Few Libyans are inclined to test what civil liberties they may have. Giumma Attiga, a human-rights lawyer and one of the founders of Saif’s Qaddafi Foundation, said, “The fear is very intense, very deeply ingrained. The highest official could tell people to speak freely and openly, with every guarantee that it was safe to do so, and the words would stick in their throats.” In fact, it is a felony entailing a three-year prison sentence to discuss national policy with a foreigner, and although such offenses have been less frequently prosecuted recently, most Libyans speak of these matters anxiously. The atmosphere is late Soviet: forbidding, secretive, careful, albeit not generally lethal. I was asked not to mention names on the phone or in e-mail. Several people asked me not to write down their phone numbers, lest my notebook be “lost.” “I am speaking from my heart,” an outspoken woman told me. “Carry it in your head.”
Surveillance is pervasive in Libya. I was warned that the cabdriver who had been helping me get around was reporting to the security services, and I understood that my cell-phone conversations were not to be considered private. All the same, I was surprised when a press officer questioned me about shades of meaning in a personal e-mail I had written home a few days earlier. Someone from Saif’s office called me indignantly one day and said, “You were heard in the hotel unfairly saying that you were unhappy with the help we’ve given you.”
One night, I had dinner with a bureaucrat who complained about local politics. He told me that he had been questioned at length after a recent conversation with a foreigner. “Our interrogators were trained in brutality, cruelty, and sneakiness by the best—people from Cuba, East Germany, Syria, Lebanon, and Egypt,” he explained.
When we had finished our meal, the waiter cleared all our dishes, then came back and redeposited the sugar bowl.
“What’s with the sugar?” I asked the bureaucrat.
He gave me a bleakly mischievous look. “The other one ran out of tape.”
For the most part, when Libyans talk of democratization they envision not elections but more personal privacy, greater educational opportunities, and expanded freedom of speech. “
For most Libyan pragmatists, political reform is about changing the mechanisms of Qaddafi’s control, not about relaxing it. One government minister told me, “In most European countries, there are many parties, and in the US only two. So here it is only one! It’s not such a big difference.” Even reformers seldom express much enthusiasm for electoral democracy. Most aspire to a sort of modernizing autocracy: their ideal is closer to Atatürk or the Shah of Iran than to Václav Havel. “There are no democracies in the Arab world,” said Ahmed Swehli, a young businessman who had recently moved back to Libya from England, where he was educated. “We aren’t going to go first. What we need is a really good dictator, and I think Saif al-Islam might be just that. And maybe he’ll be that and be elected, too, though I can’t think why he’d bother.” Others are less cynical about electoral democracy as an ideal, but no more hopeful about its implementation.
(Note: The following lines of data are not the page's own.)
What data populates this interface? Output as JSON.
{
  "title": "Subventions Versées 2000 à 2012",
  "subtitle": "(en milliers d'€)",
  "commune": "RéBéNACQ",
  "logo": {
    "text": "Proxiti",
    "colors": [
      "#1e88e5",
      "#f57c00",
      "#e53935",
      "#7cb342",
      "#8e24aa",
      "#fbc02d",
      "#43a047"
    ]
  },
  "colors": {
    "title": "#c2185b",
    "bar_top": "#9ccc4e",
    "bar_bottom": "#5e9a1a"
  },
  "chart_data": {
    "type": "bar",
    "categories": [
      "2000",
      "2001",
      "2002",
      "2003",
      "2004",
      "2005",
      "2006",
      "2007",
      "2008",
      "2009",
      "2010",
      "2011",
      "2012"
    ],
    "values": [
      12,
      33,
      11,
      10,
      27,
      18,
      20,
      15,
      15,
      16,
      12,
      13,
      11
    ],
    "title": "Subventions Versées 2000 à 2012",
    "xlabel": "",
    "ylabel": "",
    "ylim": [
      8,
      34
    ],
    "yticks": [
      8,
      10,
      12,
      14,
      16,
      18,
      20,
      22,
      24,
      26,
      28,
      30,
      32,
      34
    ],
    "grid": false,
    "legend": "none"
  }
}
One reason that many Libyans are leery of elections is their fear that, in a highly tribal society, the larger tribes would win control and everyone else would be squeezed out. Less intimate and specific than families, tribes are a second layer of identity, stronger for some people than for others. Especially among the less well educated, groups based on kinship and descent—tribes and their various subsets (subtribes, clans)—provide both a social network and a safety net: members of your group will get you a job or help you if you have money problems or mourn you when you die even if they didn’t like you much while you were alive. “Better Qaddafi, a tough leader from a minor tribe, than one who represents his own tribe a hundred percent,” one Libyan intellectual said.